13 October 2012

Physics Nobel for quantum scientists

A French-American duo shared the 2012 Nobel Prize in physics on Tuesday for inventing methods to observe the bizarre properties of the quantum world — research that has led to the construction of extremely precise clocks and helped scientists take the first steps toward building superfast computers. 

Frenchman Serge Haroche and American David Wineland (both 68) opened the door to new experiments in quantum physics by showing how to observe individual quantum particles while preserving their quantum properties. 

A quantum particle is one that is isolated from everything else. In this situation, an atom or electron or photon takes on strange properties.
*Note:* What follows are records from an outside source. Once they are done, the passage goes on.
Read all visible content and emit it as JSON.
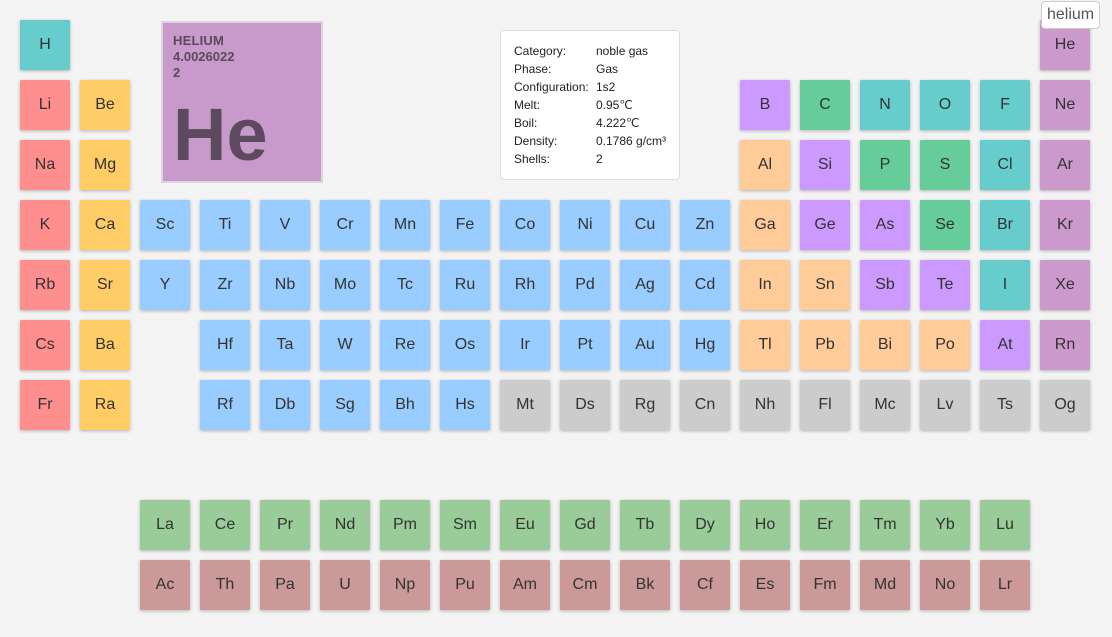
{
  "colors": {
    "alkali metal": "#ff8e8e",
    "alkaline earth metal": "#ffcc66",
    "transition metal": "#99ccff",
    "post-transition metal": "#ffcc99",
    "metalloid": "#cc99ff",
    "diatomic nonmetal": "#66cccc",
    "polyatomic nonmetal": "#66cc99",
    "noble gas": "#cc99cc",
    "unknown": "#cccccc",
    "lanthanide": "#99cc99",
    "actinide": "#cc9999"
  },
  "detail": {
    "name": "HELIUM",
    "mass": "4.0026022",
    "number": "2",
    "symbol": "He"
  },
  "info": [
    {
      "label": "Category:",
      "value": "noble gas"
    },
    {
      "label": "Phase:",
      "value": "Gas"
    },
    {
      "label": "Configuration:",
      "value": "1s2"
    },
    {
      "label": "Melt:",
      "value": "0.95℃"
    },
    {
      "label": "Boil:",
      "value": "4.222℃"
    },
    {
      "label": "Density:",
      "value": "0.1786 g/cm³"
    },
    {
      "label": "Shells:",
      "value": "2"
    }
  ],
  "tooltip": "helium",
  "elements": [
    {
      "s": "H",
      "c": "diatomic nonmetal",
      "col": 1,
      "row": 1
    },
    {
      "s": "He",
      "c": "noble gas",
      "col": 18,
      "row": 1
    },
    {
      "s": "Li",
      "c": "alkali metal",
      "col": 1,
      "row": 2
    },
    {
      "s": "Be",
      "c": "alkaline earth metal",
      "col": 2,
      "row": 2
    },
    {
      "s": "B",
      "c": "metalloid",
      "col": 13,
      "row": 2
    },
    {
      "s": "C",
      "c": "polyatomic nonmetal",
      "col": 14,
      "row": 2
    },
    {
      "s": "N",
      "c": "diatomic nonmetal",
      "col": 15,
      "row": 2
    },
    {
      "s": "O",
      "c": "diatomic nonmetal",
      "col": 16,
      "row": 2
    },
    {
      "s": "F",
      "c": "diatomic nonmetal",
      "col": 17,
      "row": 2
    },
    {
      "s": "Ne",
      "c": "noble gas",
      "col": 18,
      "row": 2
    },
    {
      "s": "Na",
      "c": "alkali metal",
      "col": 1,
      "row": 3
    },
    {
      "s": "Mg",
      "c": "alkaline earth metal",
      "col": 2,
      "row": 3
    },
    {
      "s": "Al",
      "c": "post-transition metal",
      "col": 13,
      "row": 3
    },
    {
      "s": "Si",
      "c": "metalloid",
      "col": 14,
      "row": 3
    },
    {
      "s": "P",
      "c": "polyatomic nonmetal",
      "col": 15,
      "row": 3
    },
    {
      "s": "S",
      "c": "polyatomic nonmetal",
      "col": 16,
      "row": 3
    },
    {
      "s": "Cl",
      "c": "diatomic nonmetal",
      "col": 17,
      "row": 3
    },
    {
      "s": "Ar",
      "c": "noble gas",
      "col": 18,
      "row": 3
    },
    {
      "s": "K",
      "c": "alkali metal",
      "col": 1,
      "row": 4
    },
    {
      "s": "Ca",
      "c": "alkaline earth metal",
      "col": 2,
      "row": 4
    },
    {
      "s": "Sc",
      "c": "transition metal",
      "col": 3,
      "row": 4
    },
    {
      "s": "Ti",
      "c": "transition metal",
      "col": 4,
      "row": 4
    },
    {
      "s": "V",
      "c": "transition metal",
      "col": 5,
      "row": 4
    },
    {
      "s": "Cr",
      "c": "transition metal",
      "col": 6,
      "row": 4
    },
    {
      "s": "Mn",
      "c": "transition metal",
      "col": 7,
      "row": 4
    },
    {
      "s": "Fe",
      "c": "transition metal",
      "col": 8,
      "row": 4
    },
    {
      "s": "Co",
      "c": "transition metal",
      "col": 9,
      "row": 4
    },
    {
      "s": "Ni",
      "c": "transition metal",
      "col": 10,
      "row": 4
    },
    {
      "s": "Cu",
      "c": "transition metal",
      "col": 11,
      "row": 4
    },
    {
      "s": "Zn",
      "c": "transition metal",
      "col": 12,
      "row": 4
    },
    {
      "s": "Ga",
      "c": "post-transition metal",
      "col": 13,
      "row": 4
    },
    {
      "s": "Ge",
      "c": "metalloid",
      "col": 14,
      "row": 4
    },
    {
      "s": "As",
      "c": "metalloid",
      "col": 15,
      "row": 4
    },
    {
      "s": "Se",
      "c": "polyatomic nonmetal",
      "col": 16,
      "row": 4
    },
    {
      "s": "Br",
      "c": "diatomic nonmetal",
      "col": 17,
      "row": 4
    },
    {
      "s": "Kr",
      "c": "noble gas",
      "col": 18,
      "row": 4
    },
    {
      "s": "Rb",
      "c": "alkali metal",
      "col": 1,
      "row": 5
    },
    {
      "s": "Sr",
      "c": "alkaline earth metal",
      "col": 2,
      "row": 5
    },
    {
      "s": "Y",
      "c": "transition metal",
      "col": 3,
      "row": 5
    },
    {
      "s": "Zr",
      "c": "transition metal",
      "col": 4,
      "row": 5
    },
    {
      "s": "Nb",
      "c": "transition metal",
      "col": 5,
      "row": 5
    },
    {
      "s": "Mo",
      "c": "transition metal",
      "col": 6,
      "row": 5
    },
    {
      "s": "Tc",
      "c": "transition metal",
      "col": 7,
      "row": 5
    },
    {
      "s": "Ru",
      "c": "transition metal",
      "col": 8,
      "row": 5
    },
    {
      "s": "Rh",
      "c": "transition metal",
      "col": 9,
      "row": 5
    },
    {
      "s": "Pd",
      "c": "transition metal",
      "col": 10,
      "row": 5
    },
    {
      "s": "Ag",
      "c": "transition metal",
      "col": 11,
      "row": 5
    },
    {
      "s": "Cd",
      "c": "transition metal",
      "col": 12,
      "row": 5
    },
    {
      "s": "In",
      "c": "post-transition metal",
      "col": 13,
      "row": 5
    },
    {
      "s": "Sn",
      "c": "post-transition metal",
      "col": 14,
      "row": 5
    },
    {
      "s": "Sb",
      "c": "metalloid",
      "col": 15,
      "row": 5
    },
    {
      "s": "Te",
      "c": "metalloid",
      "col": 16,
      "row": 5
    },
    {
      "s": "I",
      "c": "diatomic nonmetal",
      "col": 17,
      "row": 5
    },
    {
      "s": "Xe",
      "c": "noble gas",
      "col": 18,
      "row": 5
    },
    {
      "s": "Cs",
      "c": "alkali metal",
      "col": 1,
      "row": 6
    },
    {
      "s": "Ba",
      "c": "alkaline earth metal",
      "col": 2,
      "row": 6
    },
    {
      "s": "Hf",
      "c": "transition metal",
      "col": 4,
      "row": 6
    },
    {
      "s": "Ta",
      "c": "transition metal",
      "col": 5,
      "row": 6
    },
    {
      "s": "W",
      "c": "transition metal",
      "col": 6,
      "row": 6
    },
    {
      "s": "Re",
      "c": "transition metal",
      "col": 7,
      "row": 6
    },
    {
      "s": "Os",
      "c": "transition metal",
      "col": 8,
      "row": 6
    },
    {
      "s": "Ir",
      "c": "transition metal",
      "col": 9,
      "row": 6
    },
    {
      "s": "Pt",
      "c": "transition metal",
      "col": 10,
      "row": 6
    },
    {
      "s": "Au",
      "c": "transition metal",
      "col": 11,
      "row": 6
    },
    {
      "s": "Hg",
      "c": "transition metal",
      "col": 12,
      "row": 6
    },
    {
      "s": "Tl",
      "c": "post-transition metal",
      "col": 13,
      "row": 6
    },
    {
      "s": "Pb",
      "c": "post-transition metal",
      "col": 14,
      "row": 6
    },
    {
      "s": "Bi",
      "c": "post-transition metal",
      "col": 15,
      "row": 6
    },
    {
      "s": "Po",
      "c": "post-transition metal",
      "col": 16,
      "row": 6
    },
    {
      "s": "At",
      "c": "metalloid",
      "col": 17,
      "row": 6
    },
    {
      "s": "Rn",
      "c": "noble gas",
      "col": 18,
      "row": 6
    },
    {
      "s": "Fr",
      "c": "alkali metal",
      "col": 1,
      "row": 7
    },
    {
      "s": "Ra",
      "c": "alkaline earth metal",
      "col": 2,
      "row": 7
    },
    {
      "s": "Rf",
      "c": "transition metal",
      "col": 4,
      "row": 7
    },
    {
      "s": "Db",
      "c": "transition metal",
      "col": 5,
      "row": 7
    },
    {
      "s": "Sg",
      "c": "transition metal",
      "col": 6,
      "row": 7
    },
    {
      "s": "Bh",
      "c": "transition metal",
      "col": 7,
      "row": 7
    },
    {
      "s": "Hs",
      "c": "transition metal",
      "col": 8,
      "row": 7
    },
    {
      "s": "Mt",
      "c": "unknown",
      "col": 9,
      "row": 7
    },
    {
      "s": "Ds",
      "c": "unknown",
      "col": 10,
      "row": 7
    },
    {
      "s": "Rg",
      "c": "unknown",
      "col": 11,
      "row": 7
    },
    {
      "s": "Cn",
      "c": "unknown",
      "col": 12,
      "row": 7
    },
    {
      "s": "Nh",
      "c": "unknown",
      "col": 13,
      "row": 7
    },
    {
      "s": "Fl",
      "c": "unknown",
      "col": 14,
      "row": 7
    },
    {
      "s": "Mc",
      "c": "unknown",
      "col": 15,
      "row": 7
    },
    {
      "s": "Lv",
      "c": "unknown",
      "col": 16,
      "row": 7
    },
    {
      "s": "Ts",
      "c": "unknown",
      "col": 17,
      "row": 7
    },
    {
      "s": "Og",
      "c": "unknown",
      "col": 18,
      "row": 7
    },
    {
      "s": "La",
      "c": "lanthanide",
      "col": 3,
      "row": 9
    },
    {
      "s": "Ce",
      "c": "lanthanide",
      "col": 4,
      "row": 9
    },
    {
      "s": "Pr",
      "c": "lanthanide",
      "col": 5,
      "row": 9
    },
    {
      "s": "Nd",
      "c": "lanthanide",
      "col": 6,
      "row": 9
    },
    {
      "s": "Pm",
      "c": "lanthanide",
      "col": 7,
      "row": 9
    },
    {
      "s": "Sm",
      "c": "lanthanide",
      "col": 8,
      "row": 9
    },
    {
      "s": "Eu",
      "c": "lanthanide",
      "col": 9,
      "row": 9
    },
    {
      "s": "Gd",
      "c": "lanthanide",
      "col": 10,
      "row": 9
    },
    {
      "s": "Tb",
      "c": "lanthanide",
      "col": 11,
      "row": 9
    },
    {
      "s": "Dy",
      "c": "lanthanide",
      "col": 12,
      "row": 9
    },
    {
      "s": "Ho",
      "c": "lanthanide",
      "col": 13,
      "row": 9
    },
    {
      "s": "Er",
      "c": "lanthanide",
      "col": 14,
      "row": 9
    },
    {
      "s": "Tm",
      "c": "lanthanide",
      "col": 15,
      "row": 9
    },
    {
      "s": "Yb",
      "c": "lanthanide",
      "col": 16,
      "row": 9
    },
    {
      "s": "Lu",
      "c": "lanthanide",
      "col": 17,
      "row": 9
    },
    {
      "s": "Ac",
      "c": "actinide",
      "col": 3,
      "row": 10
    },
    {
      "s": "Th",
      "c": "actinide",
      "col": 4,
      "row": 10
    },
    {
      "s": "Pa",
      "c": "actinide",
      "col": 5,
      "row": 10
    },
    {
      "s": "U",
      "c": "actinide",
      "col": 6,
      "row": 10
    },
    {
      "s": "Np",
      "c": "actinide",
      "col": 7,
      "row": 10
    },
    {
      "s": "Pu",
      "c": "actinide",
      "col": 8,
      "row": 10
    },
    {
      "s": "Am",
      "c": "actinide",
      "col": 9,
      "row": 10
    },
    {
      "s": "Cm",
      "c": "actinide",
      "col": 10,
      "row": 10
    },
    {
      "s": "Bk",
      "c": "actinide",
      "col": 11,
      "row": 10
    },
    {
      "s": "Cf",
      "c": "actinide",
      "col": 12,
      "row": 10
    },
    {
      "s": "Es",
      "c": "actinide",
      "col": 13,
      "row": 10
    },
    {
      "s": "Fm",
      "c": "actinide",
      "col": 14,
      "row": 10
    },
    {
      "s": "Md",
      "c": "actinide",
      "col": 15,
      "row": 10
    },
    {
      "s": "No",
      "c": "actinide",
      "col": 16,
      "row": 10
    },
    {
      "s": "Lr",
      "c": "actinide",
      "col": 17,
      "row": 10
    }
  ]
}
It can be in two places at once, for example. It behaves in some ways like a wave. But these properties are instantly changed when it interacts with something else, such as when somebody observes it. 

Working separately, the two scientists developed “ingenious laboratory methods” that allowed them to manage and measure and control fragile quantum states, said the Royal Swedish Academy of Sciences. “Their ground-breaking methods have enabled this field of research to take the very first steps towards building a new type of superfast computer based on quantum physics,” said the academy. “The research has also led to the construction of extremely precise clocks that could become the future basis for a new standard of time.” 

The two researchers use opposite approaches to examine, control and count quantum particles, said the academy. 

Mr. Wineland traps ions electrically charged atoms and measures them with light, while Mr. Haroche controls and measures photons, or light particles. 

In an ordinary computer, information is represented in bits, each of which is either a zero or a one. But in a quantum computer, an individual particle can essentially represent a zero and a one at the same time. Making such particles work together, certain kinds of calculations could be done with blazing speed. 

One example is the factoring, the process of discovering what numbers can be multiplied together to produce a given number. Quantum computers could radically change people’s lives in the way that classical computers did last century, but a full-scale quantum computer is still decades away, the Nobel judges said.